India’s Consumer Price Index-based inflation (CPI) for the month of March came in at 5.52 percent, rising from February's 5.03 percent. The combined food price inflation rose to 4.94 percent in March, as compared to 3.87 percent in February. Shares in Asia-Pacific edged higher in Tuesday morning trade following a muted finish overnight on Wall Street.
U.S. consumer price data for March due to be published Tuesday will be keenly watched as will be the China trade data due to be released in the morning. Indian benchmark equity indices fell sharply by over 3.5 percent on April 12 – the most in a month - as due to rapidly rising covid cases the government of Maharashtra (the richest state) will take a lockdown decision post the state Cabinet meeting on April 14. At close, the Nifty was down 524.10 points or 3.53% at 14310.80.
Nifty turned up today from 14249, making a near double bottom with 14264 made on March 25, 2021. A breach of this level could lead to more weakness in the near term. 14460-14574 could be the resistance for the Nifty in the near term. While sentimentally there is little to expect in terms of bounces, some positive news on the Covid or its vaccination front could provide a respite, howsoever temporary.

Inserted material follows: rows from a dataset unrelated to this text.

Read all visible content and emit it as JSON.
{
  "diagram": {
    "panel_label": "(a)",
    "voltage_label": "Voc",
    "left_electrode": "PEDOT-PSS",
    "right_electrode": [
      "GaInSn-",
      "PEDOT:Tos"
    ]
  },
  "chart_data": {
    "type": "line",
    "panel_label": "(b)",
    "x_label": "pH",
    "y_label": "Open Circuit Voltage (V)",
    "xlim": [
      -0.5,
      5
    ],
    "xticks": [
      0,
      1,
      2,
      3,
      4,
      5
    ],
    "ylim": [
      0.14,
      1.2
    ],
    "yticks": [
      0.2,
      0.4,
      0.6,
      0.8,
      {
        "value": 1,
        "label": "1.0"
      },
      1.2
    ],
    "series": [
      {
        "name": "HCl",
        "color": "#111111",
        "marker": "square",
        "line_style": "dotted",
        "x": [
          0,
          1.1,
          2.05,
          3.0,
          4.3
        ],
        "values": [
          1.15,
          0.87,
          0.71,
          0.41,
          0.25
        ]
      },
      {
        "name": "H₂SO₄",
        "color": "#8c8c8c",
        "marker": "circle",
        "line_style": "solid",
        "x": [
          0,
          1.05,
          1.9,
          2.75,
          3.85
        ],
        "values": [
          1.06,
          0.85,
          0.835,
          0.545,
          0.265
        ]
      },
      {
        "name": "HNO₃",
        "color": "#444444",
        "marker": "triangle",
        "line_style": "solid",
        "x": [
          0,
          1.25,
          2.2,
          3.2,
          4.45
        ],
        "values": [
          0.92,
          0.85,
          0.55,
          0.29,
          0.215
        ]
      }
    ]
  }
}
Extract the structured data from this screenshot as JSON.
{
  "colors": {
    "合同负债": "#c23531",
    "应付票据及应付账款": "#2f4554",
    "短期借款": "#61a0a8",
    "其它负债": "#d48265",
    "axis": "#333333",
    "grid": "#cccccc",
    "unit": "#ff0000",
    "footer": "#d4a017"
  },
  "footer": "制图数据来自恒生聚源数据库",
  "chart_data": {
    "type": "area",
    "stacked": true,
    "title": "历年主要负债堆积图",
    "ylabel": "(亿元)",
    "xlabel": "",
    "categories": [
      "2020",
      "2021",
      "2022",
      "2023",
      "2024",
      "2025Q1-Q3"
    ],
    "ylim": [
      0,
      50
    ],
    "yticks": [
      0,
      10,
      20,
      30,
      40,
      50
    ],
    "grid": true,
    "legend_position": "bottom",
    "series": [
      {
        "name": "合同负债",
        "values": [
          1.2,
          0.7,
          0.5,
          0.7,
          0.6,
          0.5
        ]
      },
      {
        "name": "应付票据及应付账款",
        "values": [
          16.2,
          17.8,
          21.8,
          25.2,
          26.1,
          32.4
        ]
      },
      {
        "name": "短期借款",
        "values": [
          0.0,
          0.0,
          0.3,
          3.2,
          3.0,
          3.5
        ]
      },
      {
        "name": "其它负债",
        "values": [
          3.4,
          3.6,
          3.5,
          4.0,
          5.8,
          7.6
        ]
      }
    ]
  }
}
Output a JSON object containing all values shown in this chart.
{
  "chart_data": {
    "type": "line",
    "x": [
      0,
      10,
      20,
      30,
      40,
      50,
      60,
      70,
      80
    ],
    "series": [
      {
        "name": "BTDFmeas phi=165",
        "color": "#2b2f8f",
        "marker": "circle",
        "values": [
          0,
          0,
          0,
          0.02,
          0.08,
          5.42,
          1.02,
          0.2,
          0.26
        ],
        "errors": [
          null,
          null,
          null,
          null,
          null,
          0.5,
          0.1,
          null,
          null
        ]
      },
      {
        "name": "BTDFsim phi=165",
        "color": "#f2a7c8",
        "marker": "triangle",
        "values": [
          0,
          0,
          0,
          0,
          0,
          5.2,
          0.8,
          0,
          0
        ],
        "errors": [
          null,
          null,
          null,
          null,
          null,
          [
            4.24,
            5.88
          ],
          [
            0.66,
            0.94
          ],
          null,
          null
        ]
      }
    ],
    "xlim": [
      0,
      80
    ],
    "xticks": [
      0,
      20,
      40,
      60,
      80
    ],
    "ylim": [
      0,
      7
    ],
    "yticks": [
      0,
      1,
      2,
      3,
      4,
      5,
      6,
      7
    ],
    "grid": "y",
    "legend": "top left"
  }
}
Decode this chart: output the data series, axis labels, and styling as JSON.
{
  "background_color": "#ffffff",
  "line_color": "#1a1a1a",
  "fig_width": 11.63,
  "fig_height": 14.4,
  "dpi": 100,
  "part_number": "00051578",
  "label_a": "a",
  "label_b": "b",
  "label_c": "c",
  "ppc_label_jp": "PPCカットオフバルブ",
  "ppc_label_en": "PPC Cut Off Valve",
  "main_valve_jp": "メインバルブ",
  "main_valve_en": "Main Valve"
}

Daily Technical View on Nifty
Observation: After showing minor weakness from the hurdle of 14900 on Friday, Nifty witnessed bloodbath on Monday and closed the day sharply lower by 524 points. After opening on a downside gap of 190 points, Nifty slipped into further weakness in the early to mid part of the session. An attempt of upside recovery in between was met with selling for the day. Nifty finally closed the day with minor upside recovery note. A long bear candle was formed on the daily chart with minor lower shadow and the opening downside gap remains unfilled.
The Nifty has revisited the crucial lower support of previous opening upside gap area (post union budget-21) and also previous swing lows of around 14260 levels. The quantum of upside recovery from near this support is not convincing. The present chart pattern on the daily chart indicate chances of decisive downside breakout of the crucial lower support and also a broader high low range of the market around 15300-14300 levels.
But, the market has failed to show any follow-through weakness in the last few weeks. Nifty on the weekly chart has moved below the crucial 10 week EMA around 14600 and is now holding on another support of 20 week EMA at 14200 levels. The area of 10 w EMA was retained after intra week violation on the downside in past. Hence, a decisive move below 14200 is likely to open a broad based weakness in the market.
Conclusion: The sharp decline of Monday seems to have reversed the short term positive sentiment within a broader range. From near the upper range of 15200, the market has reached down to the lower range of 14300-14200. Hence, there is a higher possibility of sharp move on either side. If the sustainable buying emerge from here, the Nifty could show upside bounce up to 14800-14900 in the coming weeks. A decisive move below 14200 could drag down to 13700-13600 by this month.